Cumul emploi-chômage : le gouvernement envisage des aménagements
La ministre du Travail, Muriel Pénicaud, le 16 novembre 2017. - © Gonzalo Fuentes – Reuters

Un décret pourra être pris afin de changer les règles d’indemnisation des chômeurs exerçant une activité, prévoit le projet de loi pour la liberté de choisir son avenir professionnel transmis au Conseil d’Etat.

Les règles de cumul des allocations-chômage avec des salaires vont-elles être modifiées ? La ministre du Travail, Muriel Pénicaud, envisage d’apporter des aménagements au dispositif, au travers du projet de loi pour la liberté de choisir son avenir professionnel, qui doit être présenté le 27 avril en Conseil des ministres.

L’article 33 du document, tel que transmis au Conseil d’Etat, prévoit de prendre un décret entre le 1er janvier et le 30 juin 2019 afin de mettre en application l’article L. 5425-1 du Code du travail, qui donne aux demandeurs d’emploi la possibilité de cumuler les allocations-chômage avec « les revenus tirés d’une activité occasionnelle ou réduite ».

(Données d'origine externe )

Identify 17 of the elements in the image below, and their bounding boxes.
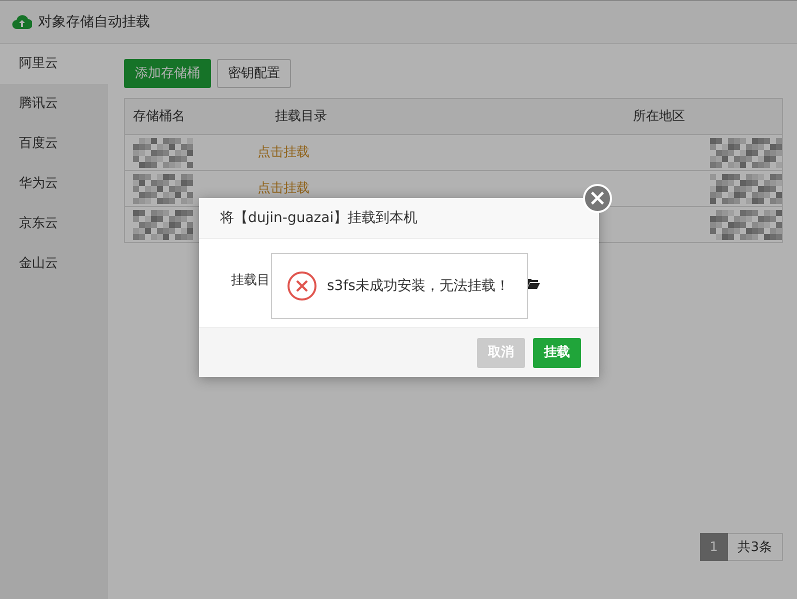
total-count: 共3条 xyxy=(728,533,783,561)
folder-icon[interactable] xyxy=(527,278,540,289)
error-icon xyxy=(287,271,317,301)
key-config-button[interactable]: 密钥配置 xyxy=(217,59,291,88)
sidebar-item[interactable]: 京东云 xyxy=(0,204,108,244)
field-label: 挂载目 xyxy=(231,272,270,290)
column-header: 所在地区 xyxy=(633,108,685,124)
cloud-upload-icon xyxy=(12,14,32,30)
sidebar-item[interactable]: 阿里云 xyxy=(0,44,108,84)
window-title: 对象存储自动挂载 xyxy=(38,12,150,32)
sidebar-item[interactable]: 腾讯云 xyxy=(0,84,108,124)
toast-message: s3fs未成功安装，无法挂载！ xyxy=(327,276,510,296)
sidebar-item[interactable]: 华为云 xyxy=(0,164,108,204)
sidebar-item[interactable]: 百度云 xyxy=(0,124,108,164)
column-header: 挂载目录 xyxy=(275,108,327,124)
column-header: 存储桶名 xyxy=(133,108,185,124)
sidebar-item[interactable]: 金山云 xyxy=(0,244,108,284)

« Cette mesure garantit un niveau de revenu total mensuel (salaire + allocations) au moins équivalent à l’allocation seule. Elle évite une baisse brutale des revenus à la reprise d’un emploi », justifie l’Unédic, l’organisme chargé de gérer l’assurance-chômage, sur son site Internet.

La formule de calcul

Le calcul de la somme versée aux demandeurs d’emploi exerçant une activité dépend du nombre de jours indemnisables (J), calculé selon la formule suivante :

J = [ARE mensuelle – (rémunération brute x 0,70)] ÷ allocation journalière

« Pôle emploi verse les allocations journalières correspondant au nombre de jours indemnisables arrondi à l’entier le plus proche », ajoute l’Unédic.

Le cumul entre les allocations-chômage et les salaires « existe depuis 1962, mais il était considéré comme dérogatoire et faisait l’objet d’un examen au cas par cas en fonction de critères personnalisés jusqu’au début des années 1980 », ont écrit les économistes Pierre Cahuc et Corinne Post dans une note publiée en 2015 par le Conseil d’analyse économique (CAE).

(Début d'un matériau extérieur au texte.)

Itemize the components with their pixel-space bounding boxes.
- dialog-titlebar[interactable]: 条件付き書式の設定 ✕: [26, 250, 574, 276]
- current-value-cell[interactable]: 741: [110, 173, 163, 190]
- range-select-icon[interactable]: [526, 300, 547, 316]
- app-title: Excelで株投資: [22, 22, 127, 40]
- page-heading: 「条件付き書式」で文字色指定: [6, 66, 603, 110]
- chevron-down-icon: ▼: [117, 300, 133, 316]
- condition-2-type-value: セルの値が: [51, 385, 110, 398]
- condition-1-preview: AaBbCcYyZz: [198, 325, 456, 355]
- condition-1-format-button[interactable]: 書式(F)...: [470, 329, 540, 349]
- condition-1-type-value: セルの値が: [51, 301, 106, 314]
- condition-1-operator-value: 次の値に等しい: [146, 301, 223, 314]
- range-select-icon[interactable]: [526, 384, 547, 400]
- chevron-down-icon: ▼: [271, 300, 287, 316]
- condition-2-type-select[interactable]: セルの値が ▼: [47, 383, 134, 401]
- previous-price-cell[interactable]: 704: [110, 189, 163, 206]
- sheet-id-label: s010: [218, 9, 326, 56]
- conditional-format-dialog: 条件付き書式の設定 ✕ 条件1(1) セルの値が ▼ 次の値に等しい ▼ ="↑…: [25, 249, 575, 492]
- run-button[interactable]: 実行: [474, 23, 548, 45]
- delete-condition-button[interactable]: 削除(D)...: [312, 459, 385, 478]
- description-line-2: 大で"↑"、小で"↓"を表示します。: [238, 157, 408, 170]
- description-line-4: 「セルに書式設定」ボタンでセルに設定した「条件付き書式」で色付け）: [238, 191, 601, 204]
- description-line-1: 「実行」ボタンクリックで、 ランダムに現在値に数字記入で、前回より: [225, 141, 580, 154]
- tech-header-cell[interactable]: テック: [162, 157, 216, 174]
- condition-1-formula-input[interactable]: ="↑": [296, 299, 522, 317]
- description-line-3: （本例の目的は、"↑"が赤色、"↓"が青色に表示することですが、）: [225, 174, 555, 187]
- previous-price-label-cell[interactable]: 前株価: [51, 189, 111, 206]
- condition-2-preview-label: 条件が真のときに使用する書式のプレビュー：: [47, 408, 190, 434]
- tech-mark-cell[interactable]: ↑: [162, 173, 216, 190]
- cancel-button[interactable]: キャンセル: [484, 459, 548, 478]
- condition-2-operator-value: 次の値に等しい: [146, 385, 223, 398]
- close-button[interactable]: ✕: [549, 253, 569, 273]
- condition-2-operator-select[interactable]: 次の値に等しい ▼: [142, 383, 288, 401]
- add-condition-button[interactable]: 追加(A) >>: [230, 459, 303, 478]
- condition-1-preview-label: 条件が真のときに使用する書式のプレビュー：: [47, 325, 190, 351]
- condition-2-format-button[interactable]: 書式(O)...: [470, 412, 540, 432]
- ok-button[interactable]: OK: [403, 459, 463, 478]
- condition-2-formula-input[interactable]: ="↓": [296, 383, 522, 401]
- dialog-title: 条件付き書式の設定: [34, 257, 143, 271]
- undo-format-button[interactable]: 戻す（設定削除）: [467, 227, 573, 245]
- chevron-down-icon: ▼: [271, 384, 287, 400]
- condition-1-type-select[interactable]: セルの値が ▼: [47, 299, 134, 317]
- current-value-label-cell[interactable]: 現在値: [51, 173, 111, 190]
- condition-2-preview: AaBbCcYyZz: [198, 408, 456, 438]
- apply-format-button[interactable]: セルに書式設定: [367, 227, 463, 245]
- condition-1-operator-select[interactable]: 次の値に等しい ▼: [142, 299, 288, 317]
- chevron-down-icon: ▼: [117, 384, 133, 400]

Une modification des règles de 2014

Dans la convention d’assurance-chômage conclue en 2017, les organisations patronales et syndicales signataires de ce texte ont modifié les mesures issues de la précédente convention, de 2014.

Sous l’empire des précédentes règles, « deux personnes ayant travaillé 90 jours de manière identique, pour un même salaire de 6 000 € au total, l’une dans le cadre d’un CDD de 18 semaines, l’autre dans le cadre de 18 CDD de 5 jours, bénéfici[ai]ent de la même durée d’indemnisation (126 jours), mais de montants d’allocation différents (respectivement 31 € et 39 € brut par jour) », indiquait l’Unédic en 2017, dans un document repéré par le quotidien Le Monde.

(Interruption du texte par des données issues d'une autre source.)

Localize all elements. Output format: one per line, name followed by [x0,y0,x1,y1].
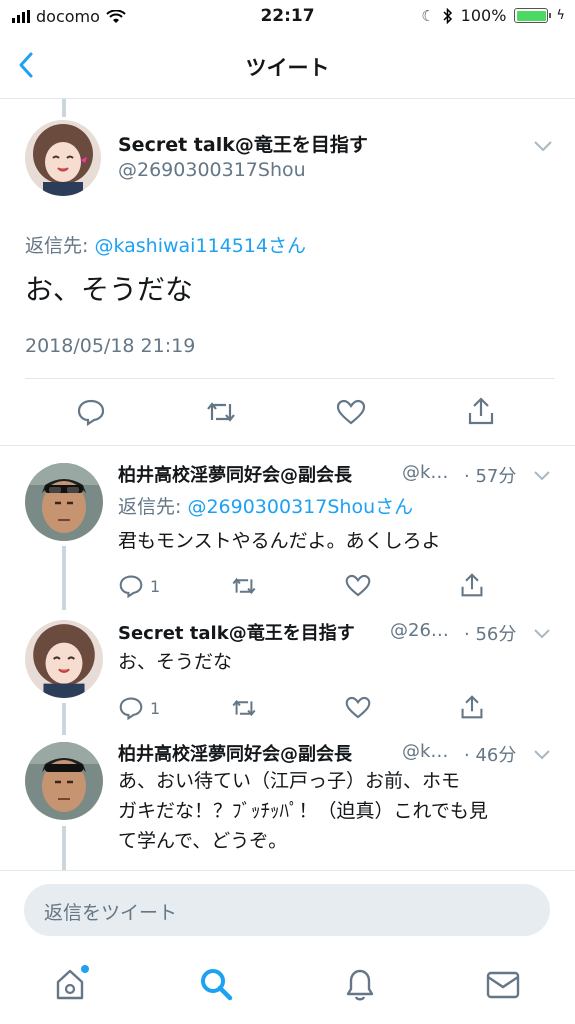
bluetooth-icon [443,7,452,24]
thread-line [62,703,66,735]
author-name[interactable]: Secret talk@竜王を目指す [118,130,368,157]
tweet-text-line: て学んで、どうぞ。 [118,830,288,852]
thread-line [62,99,66,117]
avatar[interactable] [25,120,101,196]
reply-to-label: 返信先: [118,496,188,518]
tweet-age: · 57分 [464,466,517,487]
retweet-icon[interactable] [204,400,238,424]
tab-search[interactable] [199,967,235,1007]
share-icon[interactable] [467,396,495,426]
tweet-text: あ、おい待てい（江戸っ子）お前、ホモ ガキだな！？ﾌﾞｯﾁｯﾊﾟ！（迫真）これで… [118,766,488,856]
tab-messages[interactable] [485,970,521,1004]
avatar[interactable] [25,463,103,541]
like-icon[interactable] [345,574,371,597]
retweet-icon[interactable] [230,698,258,718]
tweet-text: お、そうだな [25,273,194,306]
page-title: ツイート [245,56,330,80]
share-icon[interactable] [460,694,484,720]
chevron-down-icon[interactable] [533,628,551,639]
author-name[interactable]: 柏井高校淫夢同好会@副会長 [118,461,352,487]
reply-to: 返信先: @kashiwai114514さん [25,231,306,258]
reply-mention-link[interactable]: @2690300317Shouさん [187,496,413,518]
author-name[interactable]: Secret talk@竜王を目指す [118,619,355,645]
home-icon [56,965,89,1000]
divider [0,870,575,871]
nav-bar: ツイート [0,34,575,99]
author-handle[interactable]: @k… [402,462,448,483]
chevron-down-icon[interactable] [533,470,551,481]
avatar[interactable] [25,742,103,820]
tab-notifications[interactable] [342,966,378,1008]
tab-home[interactable] [52,964,92,1008]
tweet-text: 君もモンストやるんだよ。あくしろよ [118,530,441,552]
avatar[interactable] [25,620,103,698]
chevron-down-icon[interactable] [533,140,553,152]
author-name[interactable]: 柏井高校淫夢同好会@副会長 [118,740,352,766]
tweet-timestamp: 2018/05/18 21:19 [25,335,196,357]
like-icon[interactable] [336,399,366,425]
tweet-text-line: あ、おい待てい（江戸っ子）お前、ホモ [118,770,461,792]
reply-icon [119,575,143,598]
battery-percent: 100% [460,6,507,25]
author-handle[interactable]: @26… [390,620,449,641]
charging-icon: ϟ [556,8,565,23]
tab-bar [0,950,575,1024]
author-handle[interactable]: @2690300317Shou [118,159,306,181]
reply-count: 1 [150,698,161,718]
reply-button[interactable]: 1 [118,696,160,720]
thread-line [62,826,66,870]
notifications-icon [346,969,374,1001]
reply-to-label: 返信先: [25,235,95,257]
chevron-down-icon[interactable] [533,749,551,760]
reply-input-placeholder: 返信をツイート [44,902,178,924]
tweet-age: · 46分 [464,745,517,766]
retweet-icon[interactable] [230,576,258,596]
status-bar: docomo 22:17 ☾ 100% ϟ [0,0,575,34]
tweet-text: お、そうだな [118,651,233,673]
like-icon[interactable] [345,696,371,719]
messages-icon [486,971,520,999]
tweet-age: · 56分 [464,624,517,645]
reply-icon[interactable] [76,398,106,426]
search-icon [201,969,233,1001]
divider [25,378,555,379]
reply-mention-link[interactable]: @kashiwai114514さん [94,235,306,257]
reply-count: 1 [150,576,161,596]
status-right: ☾ 100% ϟ [421,6,565,25]
share-icon[interactable] [460,572,484,598]
reply-button[interactable]: 1 [118,574,160,598]
moon-icon: ☾ [421,6,435,25]
divider [0,445,575,446]
author-handle[interactable]: @k… [402,741,448,762]
battery-icon [514,8,552,23]
reply-icon [119,697,143,720]
reply-input[interactable]: 返信をツイート [24,884,550,936]
thread-line [62,546,66,610]
tweet-text-line: ガキだな！？ﾌﾞｯﾁｯﾊﾟ！（迫真）これでも見 [118,800,488,822]
reply-to: 返信先: @2690300317Shouさん [118,492,413,519]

La nouvelle convention « met » ainsi « fin au développement de situations d’indemnisation inéquitables, dans lesquelles, du seul fait des modalités de calcul, des personnes enchaînant les contrats de moins d’une semaine pouvaient, en cumulant leur salaire et leur allocation, obtenir un revenu supérieur à celui d’une personne travaillant à temps plein pour le même salaire horaire », expliquait encore l’Unédic.

L’éventuelle réforme doit être prise « après concertation préalable avec les organisations syndicales de salariés et d’employeurs représentatives », précise l’article 33 du projet de loi. Mais ces organisations ne fixeront pas elles-mêmes les règles.